Studies show that up to 70 percent of U.S. states polygraph sex offenders, but experts have testified that Colorado uses the tests aggressively, even polygraphing juvenile offenders for consensual sexting. Critics contend an entrenched and profitable cottage industry, rife with conflicts of interests, has grown up around polygraphing sex offenders in Colorado.

“To me, there is no question that it borders on a scam,” said Senate President pro tem Jerry Sonnenberg, R-Sterling. “We incentivize the people who give the polygraph tests to have inconclusive results so an offender has to go back and pay for another one on a more regular basis.”

Colorado’s polygraphing is “grossly excessive,” said Deirdre D’Orazio, a psychologist who serves as an expert on a high-risk sex-offender task force in California, during testimony in federal court in Denver in 2015. D’Orazio led a team of consultants that issued a report for the Colorado department of corrections in 2013 blasting how it manages sex offenders and how it uses polygraphs.

She returned to the state to testify for Howard Alt, then 51, who a decade earlier was convicted for having sex with a 15-year-old girl and possessing nude computer images of teenage girls.

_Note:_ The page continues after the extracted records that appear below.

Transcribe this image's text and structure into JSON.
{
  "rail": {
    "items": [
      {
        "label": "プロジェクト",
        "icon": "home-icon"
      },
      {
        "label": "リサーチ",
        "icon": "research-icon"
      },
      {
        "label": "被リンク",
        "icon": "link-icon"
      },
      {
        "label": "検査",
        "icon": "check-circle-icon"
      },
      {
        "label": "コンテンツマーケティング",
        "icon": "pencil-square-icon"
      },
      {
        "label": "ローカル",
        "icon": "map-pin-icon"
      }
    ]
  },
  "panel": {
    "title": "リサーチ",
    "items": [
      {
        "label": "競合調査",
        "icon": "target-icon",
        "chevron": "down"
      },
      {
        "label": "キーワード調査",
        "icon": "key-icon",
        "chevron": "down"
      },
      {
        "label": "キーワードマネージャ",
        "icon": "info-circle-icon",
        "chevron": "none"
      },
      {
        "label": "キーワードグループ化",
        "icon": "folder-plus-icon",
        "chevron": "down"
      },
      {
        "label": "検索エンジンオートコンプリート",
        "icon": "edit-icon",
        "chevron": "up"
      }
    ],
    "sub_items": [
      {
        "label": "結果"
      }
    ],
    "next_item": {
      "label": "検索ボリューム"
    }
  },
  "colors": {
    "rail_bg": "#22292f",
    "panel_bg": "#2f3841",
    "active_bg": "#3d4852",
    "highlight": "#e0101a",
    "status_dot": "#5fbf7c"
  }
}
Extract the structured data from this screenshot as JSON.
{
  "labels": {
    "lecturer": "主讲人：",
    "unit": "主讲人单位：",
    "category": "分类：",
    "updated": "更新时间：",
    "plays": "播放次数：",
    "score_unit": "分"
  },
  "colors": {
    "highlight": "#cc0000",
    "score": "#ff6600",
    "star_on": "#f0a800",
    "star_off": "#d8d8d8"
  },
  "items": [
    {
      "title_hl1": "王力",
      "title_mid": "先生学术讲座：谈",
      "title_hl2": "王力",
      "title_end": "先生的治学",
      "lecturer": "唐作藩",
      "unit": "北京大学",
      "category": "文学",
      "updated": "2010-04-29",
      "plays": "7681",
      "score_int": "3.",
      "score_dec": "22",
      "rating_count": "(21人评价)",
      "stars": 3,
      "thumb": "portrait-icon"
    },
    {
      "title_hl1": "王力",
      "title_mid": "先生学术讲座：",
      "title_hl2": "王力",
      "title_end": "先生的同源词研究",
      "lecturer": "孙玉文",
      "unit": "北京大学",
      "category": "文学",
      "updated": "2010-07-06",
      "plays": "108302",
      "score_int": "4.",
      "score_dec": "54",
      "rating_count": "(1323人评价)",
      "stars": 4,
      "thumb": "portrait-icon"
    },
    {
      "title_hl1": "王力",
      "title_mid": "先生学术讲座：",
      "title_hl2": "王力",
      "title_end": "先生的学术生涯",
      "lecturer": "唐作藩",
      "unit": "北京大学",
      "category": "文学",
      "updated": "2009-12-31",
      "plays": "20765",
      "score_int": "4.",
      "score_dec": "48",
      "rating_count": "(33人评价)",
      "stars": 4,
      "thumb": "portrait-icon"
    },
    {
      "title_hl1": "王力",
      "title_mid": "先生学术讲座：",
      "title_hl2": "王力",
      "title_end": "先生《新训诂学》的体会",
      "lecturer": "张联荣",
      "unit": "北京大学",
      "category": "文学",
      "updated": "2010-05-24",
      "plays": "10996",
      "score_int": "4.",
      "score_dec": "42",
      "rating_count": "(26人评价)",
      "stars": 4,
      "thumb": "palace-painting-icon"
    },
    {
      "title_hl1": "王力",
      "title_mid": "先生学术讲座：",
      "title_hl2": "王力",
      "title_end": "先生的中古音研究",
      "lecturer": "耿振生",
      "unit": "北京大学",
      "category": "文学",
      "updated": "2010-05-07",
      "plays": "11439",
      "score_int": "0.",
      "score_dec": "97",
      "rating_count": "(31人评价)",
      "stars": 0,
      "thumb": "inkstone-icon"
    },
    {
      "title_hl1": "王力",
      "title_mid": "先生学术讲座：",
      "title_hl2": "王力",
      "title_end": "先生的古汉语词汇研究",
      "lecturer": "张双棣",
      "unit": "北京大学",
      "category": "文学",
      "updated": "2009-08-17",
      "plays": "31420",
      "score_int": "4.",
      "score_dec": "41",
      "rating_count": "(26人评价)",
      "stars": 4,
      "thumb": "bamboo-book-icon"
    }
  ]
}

After his release from prison, Alt had taken 28 polygraphs, often with competing results. The treatment provider that tested Alt had a “fiduciary incentive conflict” to fail him, D’Orazio said. The firm was “making money on outcomes that are not in the offender client’s favor” by requiring him to pay for more tests and treatment, she said.

A deceptive finding on one sex-history polygraph had prompted supervision officials to bar Alt, a former software developer, from accepting a job that would raise his salary from $60,000 to $200,000 annually. Months later, the polygrapher found Alt to be truthful on the same questions even though he did not change his answers, showing the sanction against him was unwarranted, D’Orazio said.

“It is not a scientifically valid procedure,” D’Orazio testified. “It has a high false-positive rate, which means misclassifying people who are telling the truth as being deceitful. So there is a lot of controversy about using the polygraph in high-stakes decisions.”

Even Alt’s supervised-release officer said he had worked hard to learn from his past crimes. He was contrite after serving six years in prison. He was free of new transgressions, with tracking software on his computer monitoring his compliance. He had re-established relationships with his former wife and his daughter, according to testimony.